In dien vreeslijkst' aller nachten
Spreidt zich 't zwangre wolkgevaart',
Zwaar en persend zaamgedrongen
Als een doodkleed over de aard.
Alles hijgt en zwoegt; en de adem
Vindt naâuw ruimte voor zijn' togt;
't Schuilend woudgedrocht vliegt schichtig
Als een vuurpijl uit zijn krocht.
Lichtelaaije vlammen gloeijen,
Waar het oog zich keere of wend';
Nieuwe en naauw besefbre nooden,
Nooit voorheen gekende ellend
Komen 't naar' tafreel voltooijen,
Dat zich aan mijne oogen biedt;
| |
[pagina 187]
| |
't Is of duizend Etna's gloeijen
In een donker blaauw verschiet.
Alles dreigt verdelging; de aarde
Dreunt en siddert, waar wij staan;
Heesch geschreeuwde gorgels schreijen
Overal om redding aan.’
Die dees zaamgepriemde verzen
Naar vereisch te vatten weet,
Zonder staamlen, zonder haapren,
Heeft (dit zweer ik) de uitspraak beet. -
Hij zal hooft en vondel lezen,
Huijgens, cats, antonides,
En van die nog leven (hoop ik)
Voor het minst' een stuk vijf, zes.
Henegouwen, Luik, en Namen,
Waar men zelfs het vlaamsch niet kent,
Zal men Hollandsch hooren spreken
Van het een naar 't ander end.
't Zal van alle kanten wezen: -
‘Vrind, hoe vaar je? - Wees gegroet! -
| |
[pagina 188]
| |
Nu - hoe maakt het de Amsterdamsche
Huisvrouw? - Vindt ze ons land niet goed?
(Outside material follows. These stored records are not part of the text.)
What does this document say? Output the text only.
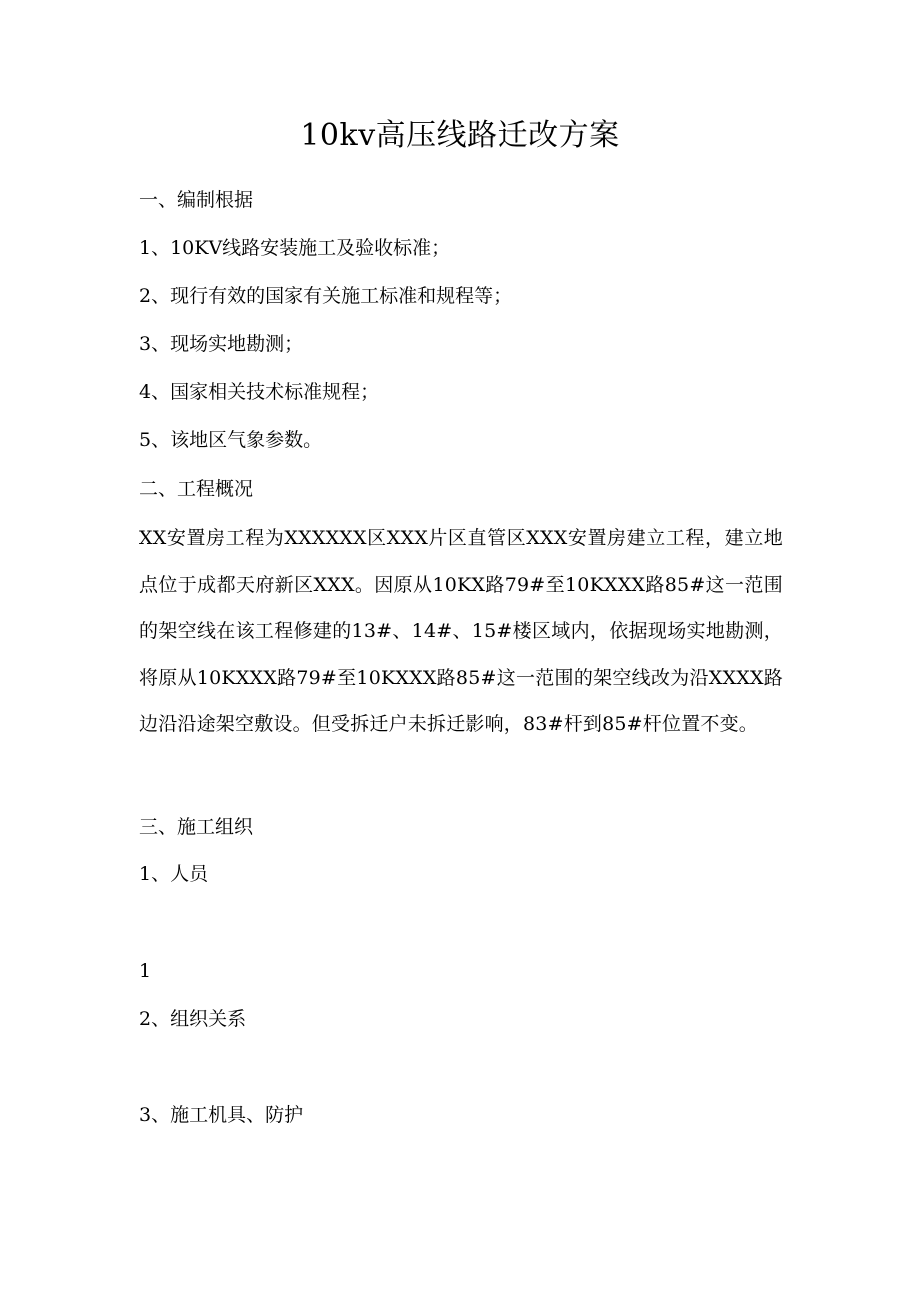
10kv高压线路迁改方案
一、编制根据
1、10KV线路安装施工及验收标准；
2、现行有效的国家有关施工标准和规程等；
3、现场实地勘测；
4、国家相关技术标准规程；
5、该地区气象参数。
二、工程概况
XX安置房工程为XXXXXX区XXX片区直管区XXX安置房建立工程，建立地点位于成都天府新区XXX。因原从10KX路79#至10KXXX路85#这一范围的架空线在该工程修建的13#、14#、15#楼区域内，依据现场实地勘测，将原从10KXXX路79#至10KXXX路85#这一范围的架空线改为沿XXXX路边沿沿途架空敷设。但受拆迁户未拆迁影响，83#杆到85#杆位置不变。
三、施工组织
1、人员
1
2、组织关系
3、施工机具、防护
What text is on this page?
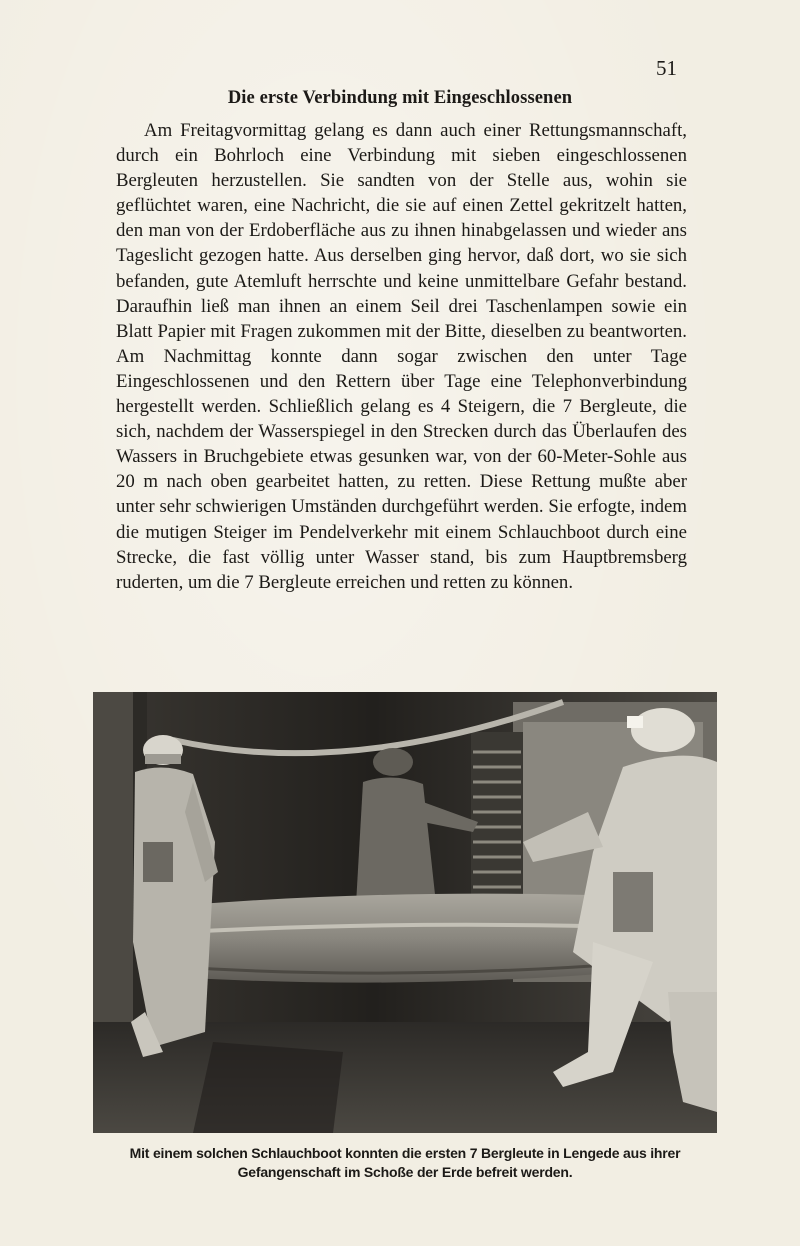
51
Die erste Verbindung mit Eingeschlossenen

Am Freitagvormittag gelang es dann auch einer Rettungsmannschaft, durch ein Bohrloch eine Verbindung mit sieben eingeschlossenen Bergleuten herzustellen. Sie sandten von der Stelle aus, wohin sie geflüchtet waren, eine Nachricht, die sie auf einen Zettel gekritzelt hatten, den man von der Erdoberfläche aus zu ihnen hinabgelassen und wieder ans Tageslicht gezogen hatte. Aus derselben ging hervor, daß dort, wo sie sich befanden, gute Atemluft herrschte und keine unmittelbare Gefahr bestand. Daraufhin ließ man ihnen an einem Seil drei Taschenlampen sowie ein Blatt Papier mit Fragen zukommen mit der Bitte, dieselben zu beantworten. Am Nachmittag konnte dann sogar zwischen den unter Tage Eingeschlossenen und den Rettern über Tage eine Telephonverbindung hergestellt werden. Schließlich gelang es 4 Steigern, die 7 Bergleute, die sich, nachdem der Wasserspiegel in den Strecken durch das Überlaufen des Wassers in Bruchgebiete etwas gesunken war, von der 60-Meter-Sohle aus 20 m nach oben gearbeitet hatten, zu retten. Diese Rettung mußte aber unter sehr schwierigen Umständen durchgeführt werden. Sie erfogte, indem die mutigen Steiger im Pendelverkehr mit einem Schlauchboot durch eine Strecke, die fast völlig unter Wasser stand, bis zum Hauptbremsberg ruderten, um die 7 Bergleute erreichen und retten zu können.

Mit einem solchen Schlauchboot konnten die ersten 7 Bergleute in Lengede aus ihrer
Gefangenschaft im Schoße der Erde befreit werden.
Maalt ze nog van oit en t'hois zijn,
Van de botter en de kaas? -
Kijk! dan spreekt men hier toch beter
Aan de boorden van de Maas. -
En de Rotterdamsche deerne
Geirt die nog de dubbelde ee?
Doen de Gouwsche Jonker kloassens
En zijn dikke tante keê
Nog de scherp-lange oa-klank hooren,
Met een open' bollen mond?
Is de spraak der Laijenaren
Nog zoo lijm'rig, zout, en bont;
Vol met allerhande kleuren
Van gemengd vokaal-geluid,
Dat den Eburonschen ooren
Hier te Luik geweldig stuit? -
Doch dat alles zal wel beetren
Door 't welluidende gepraat
Van de modewinkeliersters
In de Lievevrouwenstraat.
| |
[pagina 189]
| |
Want die aad'men de vokalen
Zonder viezen bijklank uit;
En zij zingen zonder gorglen
't Allerzwaarste keelgeluid.
En die leerden 't van Studenten,
Hoe de keel, dan scherp, dan zacht,
Dan eens dompend, dan weêr smeltend,
Klinkt in haak, Hing, Jaag en jagt.
Jacht, geen jagd: die G, voor de oogen,
Moet C.H. zijn voor 't gehoor:
Want de nieuwste spelling teekent
Juist niet alles voor het oor.
Lokken, Longen, Logge, Lagchen,
Moet men spreken naar de kunst,
Eer men hier met vrucht kan dingen
Naar een niet gewone gunst.
Lokken, 't eerst, waarin de K. juist
Klinken moet als C. in froc.
Longen, als N.G. in long; maar
Smeltender en zonder klok.
Logge moet men laten hooren
Als in 't luikerwaalsch gi Knoh;
| |
[pagina 190]
| |
Lagchen zal men 't beste vatten,
Als men lagchend zegt: “Ja, toch!”
Maar het moet een gulle lach zijn,
Vrolijk schaatrend: hach, hiech, hooch! -
Scherp, maar met een' ligten keelstoot,
Uit de diepte naar omhoog!’
De ex profundis dus geputte
Lessen zullen vroeg of spâ,
Propodeutisch kunnen worden
Voor mijn privatissima. -
Y- en Amstelstroom, u groet ik
Mooglijk voor de laatste maal:
Van uw boorden rukt mij 't noodlot
Ginder achter Maas en Waal.
't Moest te luik zijn; 'k zie het duidlijk:
Want leuven en te gent
Is men d' ouden nederduitschen
Tongval nog te zeer gewend.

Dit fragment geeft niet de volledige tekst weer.